Question

4) The maximum velocity of a particle executing SHM is 12.56cm/s .Find the amplitude of oscillation if the period of oscillation is 8s .​

Answer 1

Answer:

https://www.toppr.com/ask/question/the-maximum-velocity-of-a-particle-performing-shm-is-628-cms-if-thelength-of-its/

The maximum velocity of a particle performing S.H.M. is 6.28 ...

Answer 2

Step-by-step Explanation:

Given: maximum velocity of the particle ( v ) = 12.56cm/s

period of oscillation ( T ) = 8s

To Find: amplitude of the oscillation

Solution:

• Calculating amplitude of the oscillation

The velocity of a particle executing Simple Harmonic Motion (SHM) is given by;

$v = \omega \sqrt{a^{2} - y^{2}}$  

where a is the amplitude and y is the displacement of the oscillation at the time ( t )
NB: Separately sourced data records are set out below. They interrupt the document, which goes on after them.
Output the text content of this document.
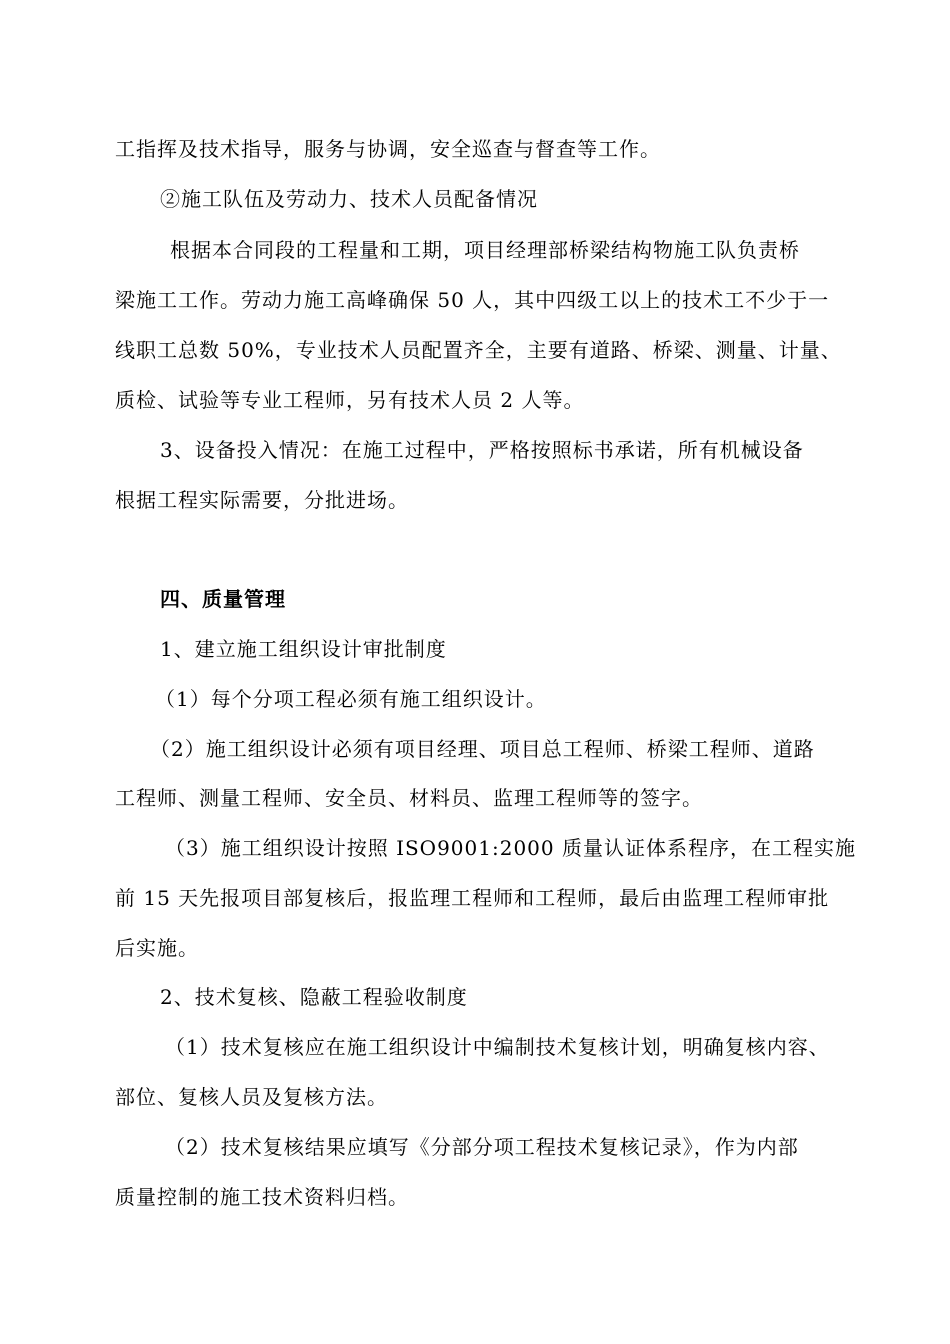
工指挥及技术指导，服务与协调，安全巡查与督查等工作。
②施工队伍及劳动力、技术人员配备情况
根据本合同段的工程量和工期，项目经理部桥梁结构物施工队负责桥
梁施工工作。劳动力施工高峰确保 50 人，其中四级工以上的技术工不少于一
线职工总数 50%，专业技术人员配置齐全，主要有道路、桥梁、测量、计量、
质检、试验等专业工程师，另有技术人员 2 人等。
3、设备投入情况：在施工过程中，严格按照标书承诺，所有机械设备
根据工程实际需要，分批进场。
四、质量管理
1、建立施工组织设计审批制度
（1）每个分项工程必须有施工组织设计。
（2）施工组织设计必须有项目经理、项目总工程师、桥梁工程师、道路
工程师、测量工程师、安全员、材料员、监理工程师等的签字。
（3）施工组织设计按照 ISO9001:2000 质量认证体系程序，在工程实施
前 15 天先报项目部复核后，报监理工程师和工程师，最后由监理工程师审批
后实施。
2、技术复核、隐蔽工程验收制度
（1）技术复核应在施工组织设计中编制技术复核计划，明确复核内容、
部位、复核人员及复核方法。
（2）技术复核结果应填写《分部分项工程技术复核记录》，作为内部
质量控制的施工技术资料归档。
At the mean position, the displacement y = 0 and the velocity will be $v = \omega a$  (maximum velocity).

Therefore, at the maximum velocity of 12.56cm/s and time period of 8s, the amplitude of the oscillation will be;

$a = \frac{v}{\omega} = \frac{T v}{2 \pi}$  

$\Rightarrow a = \frac{8 \times 12.56}{2 \pi} = 16 \ cm$

Hence, the amplitude of oscillation is 16 cm